COS 74-4 - CANCELLED - Managing with logic: A Bayesian causal network assessment using the critical list of variables for sustaining the commons in the Monarch Reserve
Professor University of Florida Gainesville, Florida, United States
Background/Question/Methods
There have been calls for systematic research approaches and innovative methods so that lessons from efficient common pool resource (CPR) management systems be scaled up and used as models for more efficient and strategic interventions. As an example, the Monarch Butterfly Biosphere Reserve in Mexico has a varied history of management success and requires a new assessment approach to ensure long-term and consistent success, as threats from urban sprawl and climate change press in. The well-established critical list of variables for sustaining the commons, along with Bayesian causal networks were used as an integrative method to assess what variables were most relevant to current management conditions. The critical list is a list of qualified variables that are substantive in cases of successful common pool resource management. Bayesian causal networks show individual and conditional relationships in complex systems, easily integrating both qualitative and quantitative data.
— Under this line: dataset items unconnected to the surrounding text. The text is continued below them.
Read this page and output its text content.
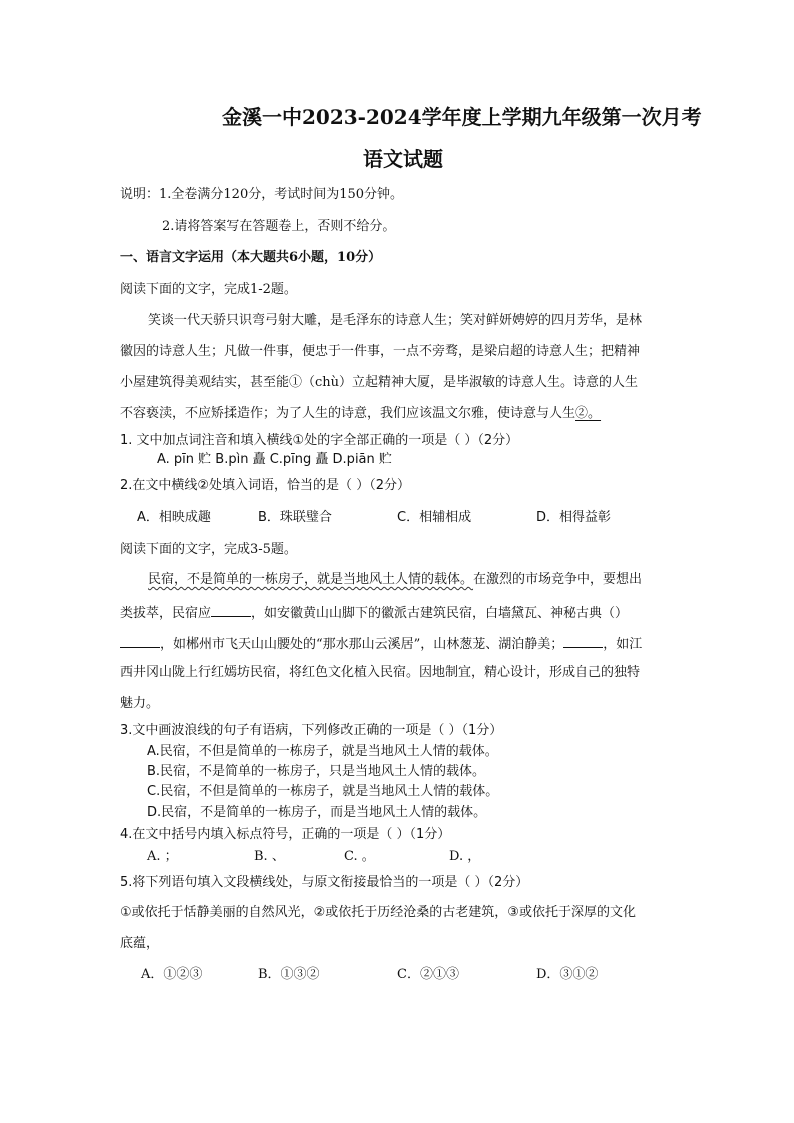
金溪一中2023-2024学年度上学期九年级第一次月考
语文试题
说明：1.全卷满分120分，考试时间为150分钟。
2.请将答案写在答题卷上，否则不给分。
一、语言文字运用（本大题共6小题，10分）
阅读下面的文字，完成1-2题。
笑谈一代天骄只识弯弓射大雕，是毛泽东的诗意人生；笑对鲜妍娉婷的四月芳华，是林
徽因的诗意人生；凡做一件事，便忠于一件事，一点不旁骛，是梁启超的诗意人生；把精神
小屋建筑得美观结实，甚至能①（chù）立起精神大厦，是毕淑敏的诗意人生。诗意的人生
不容亵渎，不应矫揉造作；为了人生的诗意，我们应该温文尔雅，使诗意与人生②。
1. 文中加点词注音和填入横线①处的字全部正确的一项是（ ）（2分）
A. pīn 贮 B.pìn 矗 C.pīng 矗 D.piān 贮
2.在文中横线②处填入词语，恰当的是（ ）（2分）
A．相映成趣	B．珠联璧合	C．相辅相成	D．相得益彰
阅读下面的文字，完成3-5题。
民宿，不是简单的一栋房子，就是当地风土人情的载体。在激烈的市场竞争中，要想出
类拔萃，民宿应	，如安徽黄山山脚下的徽派古建筑民宿，白墙黛瓦、神秘古典（）
，如郴州市飞天山山腰处的“那水那山云溪居”，山林葱茏、湖泊静美；	，如江
西井冈山陇上行红嫣坊民宿，将红色文化植入民宿。因地制宜，精心设计，形成自己的独特
魅力。
3.文中画波浪线的句子有语病，下列修改正确的一项是（ ）（1分）
A.民宿，不但是简单的一栋房子，就是当地风土人情的载体。
B.民宿，不是简单的一栋房子，只是当地风土人情的载体。
C.民宿，不但是简单的一栋房子，就是当地风土人情的载体。
D.民宿，不是简单的一栋房子，而是当地风土人情的载体。
4.在文中括号内填入标点符号，正确的一项是（ ）（1分）
A. ；	B. 、	C. 。	D. ，
5.将下列语句填入文段横线处，与原文衔接最恰当的一项是（ ）（2分）
①或依托于恬静美丽的自然风光，②或依托于历经沧桑的古老建筑，③或依托于深厚的文化
底蕴，
A．①②③	B．①③②	C．②①③	D．③①②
The aim of this study is to evaluate and contrast four sites that represent relatively successful sustainable forest management in the Monarch Butterfly Biosphere Reserve and determine whether full compliance with the critical list is necessary for management efficiency.
Results/Conclusions
Forest cover change was maintained above a threshold of < 0.03% forest cover loss inside the reserve in all cases, and was the proxy measure of overall forest management success. The BCNs showed small size and well-defined boundaries (both in the resource system category and in the social group category), as the most influential both as single influence variables and with conditional influence, in all cases. It was determined that full compliance with the theoretical qualifications of the critical variables was not necessary for management success.